Monsters Unleashed on the other hand is positively charming.  Hard to believe the monicker used to belong to an adult-themed magazine.  After bringing giant bees back to his island home, Kei Kawade also known as Kid Kaiju found himself grounded.  His parents however mellowed just a tad and allow Kei to attend a picnic with his friend Lunella alias Moon Girl and her partner Devil Dinosaur.


Lunella is a genius, and she’s whipping up a device that will allow Kid Kaiju to understand his most alien-voiced friends.


All seems to be going well until a giant robot pops out of the aether.   Fights ensue, but Kaiju and Lunella soon deduce there’s more to the robot than meets the eye.

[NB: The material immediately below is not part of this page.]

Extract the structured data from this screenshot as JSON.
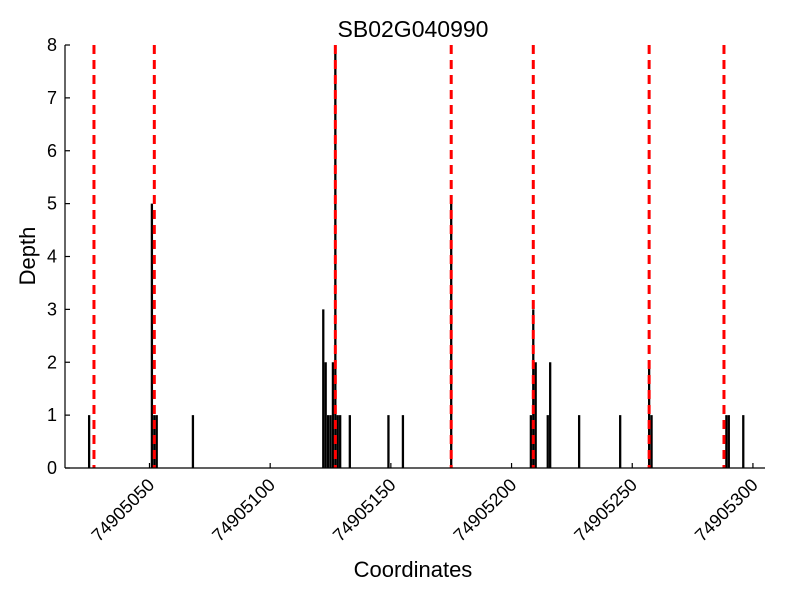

So, there’s not much I can say about The Mighty Thor except that you should read this.  Jane Foster as Thor battles Mangog, the killer of gods.  The creature however finds Jane worthy and not suitable for his cynical judgement.  That makes their visceral battle far more even.


We also finally learn who re-inscribed the hammer.  Turning he into she.  Jason Aaron played fair with reader.  If you payed attention throughout the events you could have figured it out.  Hint, it’s not Loki.  Hint number two, the party in question did indeed appear in The Mighty Thor.


Last but not least, a fun issue of Amazing Spider-Man Renew Your Vows.  Two kids from Annie May Parker’s high school played with some chemicals and turned themselves into super-heroes.  They’re also under the impression due to a display of Annie’s natural powers that she also became affected by the blast.


The misconception allows Annie to join Reece and Lacey as they work out their super-powers and become fledgling crimefighters.  Annie winningly sees this as an opportunity to help.  

She becomes the voice of reason and uses her experience to subtly guide the duo away from accident and mishap.  Annie due to the ruse in turn finally gets to enjoy the discovery of her superpowers.  

You may recall that Annie grew up in the time of a dictator.  Renew Your Vows started dark with Regent drawing on the power of captured superheroes and killing them in the process.  Annie had to hide.  She never got the chance to be ebullient in web-slinging until the Spider Family, SHIELD and the surviving superheroes defeated and dethroned Regent.